E lembrou da música… Era Pink Floyd. Qual o nome mesmo? Naquele momento a letra parecia tão sua, autoral… Tão melhor que os slogans idiotas que tinha que inventar como redatora publicitária, vendendo soluções de mentira para vidas desembrulhadas da verdade. Embrulhou o estômago… Ela mesma havia embrulhado a alma, cuidadosamente, para um presente de que se queria esquecer. Um presente de se programar para futuro… Que presente era aquele? Que passado resultaria? Olhou para trás, e era cinza… Sim, o passado era cinza, como o embrulho de papel e a manhã azul… and all you create , and all you destroy, and all that you do, and all that you say…

Como era mesmo o nome da música? E achou inocentes, infantis, suas tentativas de lidar com a alma que era cinza escura e jamais conseguiria aprender um mundo que pintava as manhãs de azul no photoshop.

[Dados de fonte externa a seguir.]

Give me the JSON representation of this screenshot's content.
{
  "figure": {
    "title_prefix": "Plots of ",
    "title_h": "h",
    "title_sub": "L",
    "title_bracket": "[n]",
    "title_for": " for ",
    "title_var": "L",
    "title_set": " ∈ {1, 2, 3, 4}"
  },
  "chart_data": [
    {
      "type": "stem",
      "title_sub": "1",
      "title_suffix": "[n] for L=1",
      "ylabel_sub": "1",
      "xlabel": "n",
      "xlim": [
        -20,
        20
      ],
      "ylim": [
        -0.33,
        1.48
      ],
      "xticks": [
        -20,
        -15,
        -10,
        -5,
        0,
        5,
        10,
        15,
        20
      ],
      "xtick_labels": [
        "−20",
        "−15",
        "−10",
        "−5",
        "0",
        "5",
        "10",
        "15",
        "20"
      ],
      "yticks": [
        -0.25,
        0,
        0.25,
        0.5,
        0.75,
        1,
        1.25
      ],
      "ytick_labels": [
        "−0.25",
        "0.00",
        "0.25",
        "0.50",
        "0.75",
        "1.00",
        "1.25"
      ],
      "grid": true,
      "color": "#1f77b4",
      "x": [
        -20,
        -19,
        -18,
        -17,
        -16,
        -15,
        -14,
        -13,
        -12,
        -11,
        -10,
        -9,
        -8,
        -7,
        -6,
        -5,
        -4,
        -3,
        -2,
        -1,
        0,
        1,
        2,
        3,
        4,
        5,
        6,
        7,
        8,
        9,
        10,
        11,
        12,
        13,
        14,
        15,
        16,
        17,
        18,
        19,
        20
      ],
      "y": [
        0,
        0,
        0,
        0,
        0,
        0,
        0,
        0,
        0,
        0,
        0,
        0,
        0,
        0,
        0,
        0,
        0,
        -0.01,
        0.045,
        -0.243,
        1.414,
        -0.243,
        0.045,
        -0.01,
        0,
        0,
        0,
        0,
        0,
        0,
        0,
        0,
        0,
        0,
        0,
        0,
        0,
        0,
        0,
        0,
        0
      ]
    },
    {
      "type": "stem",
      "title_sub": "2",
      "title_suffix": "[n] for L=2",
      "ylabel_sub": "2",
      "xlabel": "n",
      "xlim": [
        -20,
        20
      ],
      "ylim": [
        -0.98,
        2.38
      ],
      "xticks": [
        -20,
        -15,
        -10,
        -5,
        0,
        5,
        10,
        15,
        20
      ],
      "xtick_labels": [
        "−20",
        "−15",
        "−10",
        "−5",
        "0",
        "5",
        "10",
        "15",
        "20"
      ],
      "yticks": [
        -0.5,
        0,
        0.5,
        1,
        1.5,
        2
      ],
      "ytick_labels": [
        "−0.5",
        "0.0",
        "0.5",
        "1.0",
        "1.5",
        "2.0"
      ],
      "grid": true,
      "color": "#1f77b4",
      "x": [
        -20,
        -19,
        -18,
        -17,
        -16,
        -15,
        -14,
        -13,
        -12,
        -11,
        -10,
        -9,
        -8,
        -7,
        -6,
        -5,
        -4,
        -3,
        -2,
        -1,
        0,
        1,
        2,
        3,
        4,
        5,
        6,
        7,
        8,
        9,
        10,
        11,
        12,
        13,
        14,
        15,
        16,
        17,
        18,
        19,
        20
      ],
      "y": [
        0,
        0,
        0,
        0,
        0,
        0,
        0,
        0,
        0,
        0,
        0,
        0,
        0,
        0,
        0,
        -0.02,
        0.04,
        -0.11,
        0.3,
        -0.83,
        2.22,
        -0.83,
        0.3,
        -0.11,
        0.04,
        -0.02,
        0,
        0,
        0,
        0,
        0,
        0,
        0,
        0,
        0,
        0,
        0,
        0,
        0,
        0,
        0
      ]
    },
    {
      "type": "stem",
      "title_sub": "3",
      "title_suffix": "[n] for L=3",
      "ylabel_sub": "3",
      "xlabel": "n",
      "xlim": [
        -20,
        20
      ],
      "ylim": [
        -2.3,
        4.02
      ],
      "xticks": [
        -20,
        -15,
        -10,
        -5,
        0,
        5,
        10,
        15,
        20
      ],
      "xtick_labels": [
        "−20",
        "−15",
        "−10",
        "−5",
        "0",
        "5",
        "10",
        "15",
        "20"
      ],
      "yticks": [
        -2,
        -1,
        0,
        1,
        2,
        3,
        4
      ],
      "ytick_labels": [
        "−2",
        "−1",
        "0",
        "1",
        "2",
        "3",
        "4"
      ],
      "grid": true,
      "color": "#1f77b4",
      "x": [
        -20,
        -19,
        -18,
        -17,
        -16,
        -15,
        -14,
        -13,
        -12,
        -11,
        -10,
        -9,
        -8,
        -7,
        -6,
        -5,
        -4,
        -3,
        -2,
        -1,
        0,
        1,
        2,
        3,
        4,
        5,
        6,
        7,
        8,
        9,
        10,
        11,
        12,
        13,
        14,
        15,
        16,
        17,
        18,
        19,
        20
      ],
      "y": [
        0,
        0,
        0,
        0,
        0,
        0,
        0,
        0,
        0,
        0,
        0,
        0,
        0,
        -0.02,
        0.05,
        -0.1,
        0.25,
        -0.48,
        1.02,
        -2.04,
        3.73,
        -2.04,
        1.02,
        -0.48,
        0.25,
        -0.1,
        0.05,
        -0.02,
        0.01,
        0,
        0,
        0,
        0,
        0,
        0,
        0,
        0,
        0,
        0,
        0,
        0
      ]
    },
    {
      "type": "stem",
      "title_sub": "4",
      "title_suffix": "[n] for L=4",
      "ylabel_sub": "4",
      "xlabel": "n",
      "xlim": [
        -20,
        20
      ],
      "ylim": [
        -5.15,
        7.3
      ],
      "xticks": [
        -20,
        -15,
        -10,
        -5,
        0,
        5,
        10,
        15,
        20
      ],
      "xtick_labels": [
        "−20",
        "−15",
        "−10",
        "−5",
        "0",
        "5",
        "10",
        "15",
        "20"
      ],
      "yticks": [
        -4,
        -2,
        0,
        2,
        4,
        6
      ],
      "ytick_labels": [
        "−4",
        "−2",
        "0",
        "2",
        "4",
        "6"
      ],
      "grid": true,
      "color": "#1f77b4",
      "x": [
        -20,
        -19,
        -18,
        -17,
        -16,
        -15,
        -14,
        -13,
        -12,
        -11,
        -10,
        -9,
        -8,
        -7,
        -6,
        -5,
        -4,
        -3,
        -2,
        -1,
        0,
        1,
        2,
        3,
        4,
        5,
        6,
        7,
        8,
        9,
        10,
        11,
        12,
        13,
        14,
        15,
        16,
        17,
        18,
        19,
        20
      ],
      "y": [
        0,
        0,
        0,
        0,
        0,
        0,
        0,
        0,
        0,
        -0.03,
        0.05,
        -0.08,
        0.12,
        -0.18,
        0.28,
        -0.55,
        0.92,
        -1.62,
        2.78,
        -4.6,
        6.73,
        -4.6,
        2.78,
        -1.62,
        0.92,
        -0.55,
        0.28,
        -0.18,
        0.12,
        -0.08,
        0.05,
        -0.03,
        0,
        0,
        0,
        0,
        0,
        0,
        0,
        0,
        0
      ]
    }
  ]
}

As manhãs eram cinzas, droga! De setembros em guerra, e terror nas esquinas, de homens comendo lixo e traindo irmãos. Ninguém via? Ninguém dividia? Mas o cinza se multiplicava e parecia só ela sentia. Sentia muito…

‍”All that you need, and everyone you meet, and you slight and everyone you fight”

E como tentara… Como tentava ser de um normal que se diz aceito… Amante do comum, das unhas a fazer, dos vestidos de noiva, das mãos dadas, das contas a pagar, dos cumprimentos “oi e nunca mais”. Como apagar de si que o comprimento da vida real não se mede por manhãs de photoshop, que o cumprimento de uma vida não admite o superficial. Ainda não se havia inventado um modo de pagar o preço pelo que não se viveu de verdade.

“and all that is now, and all that is gone, and all that`s to come,
   and everything is under the sun”

Pussy Jane tentava entreter-se, tentava entender-se, mas o cinza era tão forte, que já se tornara mais belo que a manhã azul. Mais promissor de um amanhã azul. Ela enxergava, e talvez só isso bastasse. Talvez um dia soubesse o que fazer com aquilo… talvez trocasse mesmo, os slogans idiotas pelo sonho de escrever letras suas, tão suas quanto aquela, Pink Floyd que não lhe saia da cabeça… Mas hoje, numa manhã azul photoshop… Hoje, era só dia de contemplar: a tristeza, o cinza, as pessoas disfarçadas de gente.

Pussy Jane escureceu em uma manhã de Sol…

Não precisava mais lembrar o nome da música: era eclipse. Ela mesma tinha escrito…

“… everything under the sun is in tune, but the sun is eclipsed by the moon…”

“There’s no dark side of the moon really. Matter of fact it’s all dark.”